Start ds4-server locally, then run:

```sh
DS4_MODEL='deepseek-v4-flash' ./run-ds4.sh 3 --timeout 240
```

## Built-in Suites

The harness has four suites:

- `smoke`: endpoint health, short latency, JSON obedience, and long-prefill stress.
- `code`: surgical edit, seeded bug review, and repo-location reasoning.
- `question`: local benchmark questions, abstention, and citation checks.
- `wiki`: source-grounded wiki query, frontmatter generation, and unsupported-claim audit.

Run one suite:

```sh
./run-llama.sh 1 --suite code --timeout 180
```

Run every built-in suite against all configured targets:

```sh
LLAMA_MODEL='qwen3-coder-30b.gguf' ./run-practical-all.sh 1 --timeout 240
```

## Local Profile Names

The public benchmark page tracks these profile targets by role, not by private host details:

| Tool | Shortcut / profile | Backend |
| --- | --- | --- |
| Claude Code | `claude-spark-llama` / `csllama` | local Anthropic gateway to Spark llama.cpp |
| Codex | `codex-spark-llama` / `xsllama` | local Responses shim to Spark llama.cpp |
| Pi | `pi-spark-llama` | OpenAI-compatible model entry |
| OpenCode | provider `spark-llama.cpp`, model `qwen3-coder-30b.gguf` | OpenAI-compatible endpoint |

For public reproduction, keep the benchmark endpoint on `127.0.0.1` through an SSH tunnel.
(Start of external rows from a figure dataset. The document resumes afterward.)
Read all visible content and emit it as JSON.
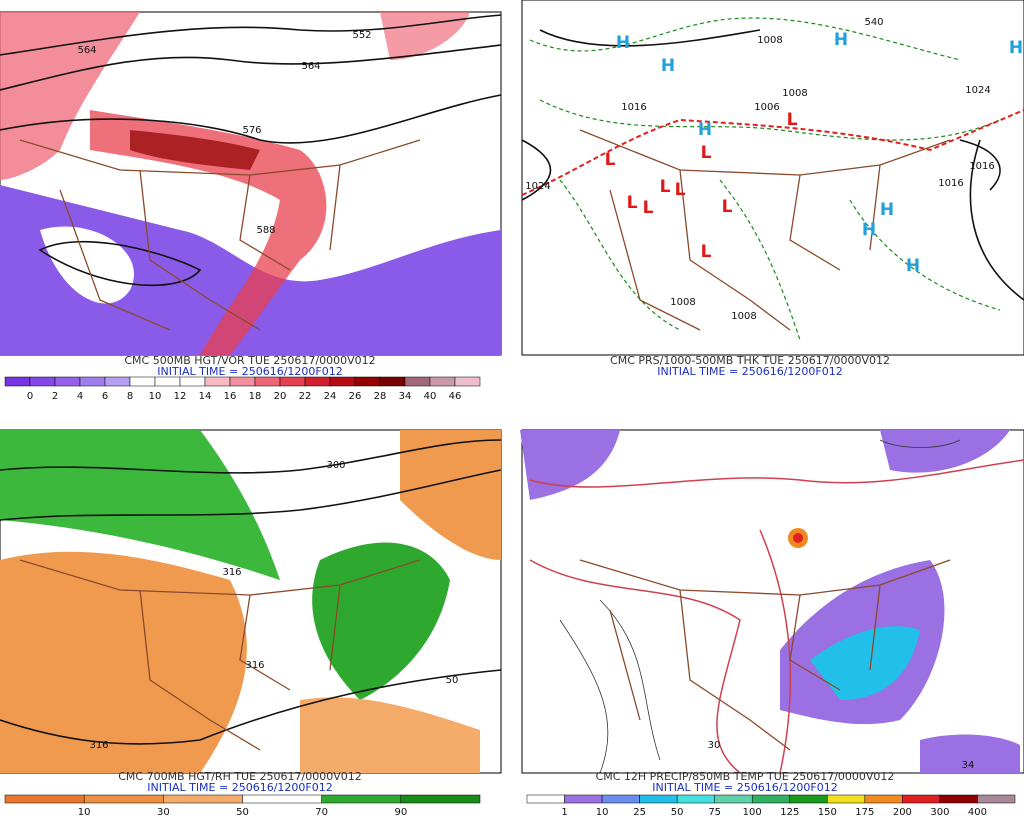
{
  "panels": [
    {
      "title": "CMC 500MB HGT/VOR TUE 250617/0000V012",
      "init": "INITIAL TIME = 250616/1200F012",
      "colorbar": {
        "labels": [
          0,
          2,
          4,
          6,
          8,
          10,
          12,
          14,
          16,
          18,
          20,
          22,
          24,
          26,
          28,
          34,
          40,
          46
        ],
        "colors": [
          "#7a32e6",
          "#8447ea",
          "#9460ec",
          "#a07cee",
          "#b49ff2",
          "#ffffff",
          "#ffffff",
          "#ffffff",
          "#f8b8c4",
          "#f38e9f",
          "#ee6677",
          "#e44050",
          "#d22030",
          "#b80a14",
          "#960000",
          "#7a0000",
          "#a06878",
          "#c898a8",
          "#eebccc"
        ]
      },
      "labels": [
        "564",
        "552",
        "564",
        "576",
        "588"
      ]
    },
    {
      "title": "CMC PRS/1000-500MB THK TUE 250617/0000V012",
      "init": "INITIAL TIME = 250616/1200F012",
      "labels": [
        "1008",
        "1006",
        "1008",
        "1024",
        "1016",
        "1016",
        "1024",
        "1016",
        "1008",
        "1008",
        "540"
      ],
      "highs": [
        "H",
        "H",
        "H",
        "H",
        "H",
        "H",
        "H",
        "H"
      ],
      "lows": [
        "L",
        "L",
        "L",
        "L",
        "L",
        "L",
        "L",
        "L",
        "L"
      ]
    },
    {
      "title": "CMC 700MB HGT/RH TUE 250617/0000V012",
      "init": "INITIAL TIME = 250616/1200F012",
      "colorbar": {
        "labels": [
          10,
          30,
          50,
          70,
          90
        ],
        "colors": [
          "#e8782e",
          "#ee9044",
          "#f4ab6a",
          "#ffffff",
          "#2fa82f",
          "#178a17"
        ]
      },
      "labels": [
        "316",
        "316",
        "316",
        "300",
        "50"
      ]
    },
    {
      "title": "CMC 12H PRECIP/850MB TEMP TUE 250617/0000V012",
      "init": "INITIAL TIME = 250616/1200F012",
      "colorbar": {
        "labels": [
          1,
          10,
          25,
          50,
          75,
          100,
          125,
          150,
          175,
          200,
          300,
          400
        ],
        "colors": [
          "#ffffff",
          "#9a70e2",
          "#6a8ef0",
          "#22bfe8",
          "#44e0e0",
          "#60d0a8",
          "#30b060",
          "#1a9a1a",
          "#f0e020",
          "#f08a20",
          "#e02020",
          "#900000",
          "#a88898"
        ]
      },
      "labels": [
        "30",
        "34"
      ]
    }
  ]
}
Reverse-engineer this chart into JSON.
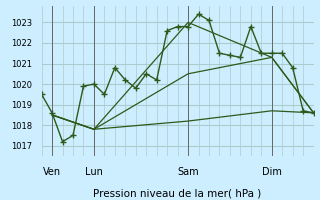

Do not publish private direct-LAN endpoints.

## Result Files

Each run writes a timestamped folder under `results/` with:

- `runs.jsonl`: per-task raw records with redacted non-local endpoints by default.
- `summary.md`: grouped median wall time, pass counts, output size, and token-rate metrics when available.
- `manifest.json`: command, suite, task, model, and redacted endpoint metadata.

Before publishing generated files:

```sh
./redaction-check.sh results
```

Do not publish SSH configs, known-hosts files, shell history, raw server logs, or full result files created with `--show-endpoints`.